Il se montra plus actif lors des élections du 4 octobre 1816, et fut élu, à cette date, par 102 voix (201 votants, 285 inscrits) député du département de l'Ain. Il fut admis, bien qu'il ne fût pas très en règle avec le cens, devint président de la Chambre, et, membre de la commission de l'Adresse (novembre 1816), présenta un projet rédigé surtout contre la Chambre précédente. Il fut aussi membre de la commission du budget, parla (4 mars 1817) en faveur de l'aliénation des forêts de l'Etat, et dévoué de cœur au gouvernement royal soutint le ministère, tout en réservant parfois les droits de la liberté et en attaquant surtout les cours prévôtales. Il défendit le projet de loi sur les élections et se montra favorable à la continuation de la censure, que blâmait le côté droit. En 1817-1818, à propos du projet de loi sur la presse, il se prononça pour le jury, demanda la question préalable sur la proposition Laîné de Villevêque tendant à rendre aux émigrés leurs rentes sur l'Etat, et, interpellé sur l'opinion qu'il avait émise à l'égard des cours prévôtales, flétrit les massacres du Midi, et fit un pompeux éloge du ministre Decazes.
Le 30 novembre 1816, il avait été appelé à faire partie du conseil d'Etat. Mais, après avoir obtenu sa réélection comme député, le 20 octobre 1818, par 333 voix (453 votants, 647 inscrits), il se sépara du pouvoir pour se rapprocher de la gauche. Membre de la commission chargée de l'examen du projet de loi relatif à la censure, il refusa, cette fois, de se joindre à la majorité, et exposa les motifs de sa dissidence dans un discours qui fut un véritable manifeste contre le ministère. Pendant cette seconde époque de sa carrière parlementaire, Camille Jordan fut considéré comme un des chefs de l'opposition constitutionnelle. Il vota, dans la session de 1819, contre les deux lois d'exception, et, avec les 95, contre le nouveau système électoral. Sur ce dernier point, il soutint avec talent, mais sans succès, le 30 mai, un amendement ainsi conçu : « Chaque département sera divisé en autant d'arrondissements électoraux que le département a de députés à la Chambre; chacun de ces arrondissements aura un collège électoral, qui sera composé de contribuables ayant leur domicile politique dans l'arrondissement, âgés de trente ans et payant 300 francs de contributions directes.
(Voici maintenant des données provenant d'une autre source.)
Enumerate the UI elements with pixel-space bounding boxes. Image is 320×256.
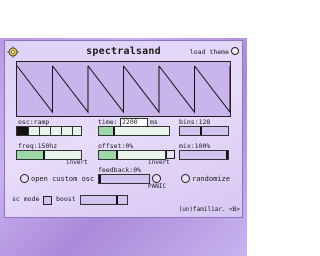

Chaque collège électoral nommera directement son député. » Le 5 juin, il se plaignit amèrement des outrages adressés à plusieurs députés du côté gauche par des membres de la droite.
Les attaques de ses ennemis et les fatigues de la vie politique achevèrent de ruiner sa santé déjà ébranlée. « Si vous voyez, écrivait un biographe de 1820, s'avancer à la tribune d'un pas lent et réfléchi un homme de taille élevée, la figure douce et valétudinaire, les cheveux courts, poudrés et un peu crêpés; si cet orateur promène sur l'assemblée un œil de bienveillance et de conviction ; que son discours soit commencé d'un accent noble, assuré et modeste à la fois, recueillez-vous, gardez un religieux silence, prêtez une exclusive attention : M. Camille Jordan va parler. »
Les théories politiques de Camille Jordan n'étaient pas exemptes de quelque confusion, et l'éclectisme qu'il professait mariait assez étrangement au droit divin la souveraineté du peuple. Ses restes furent déposés au Père-Lachaise. On a de lui plusieurs discours et écrits politiques et des Fragments choisis traduits de Klopstock, son auteur favori, et de Schiller.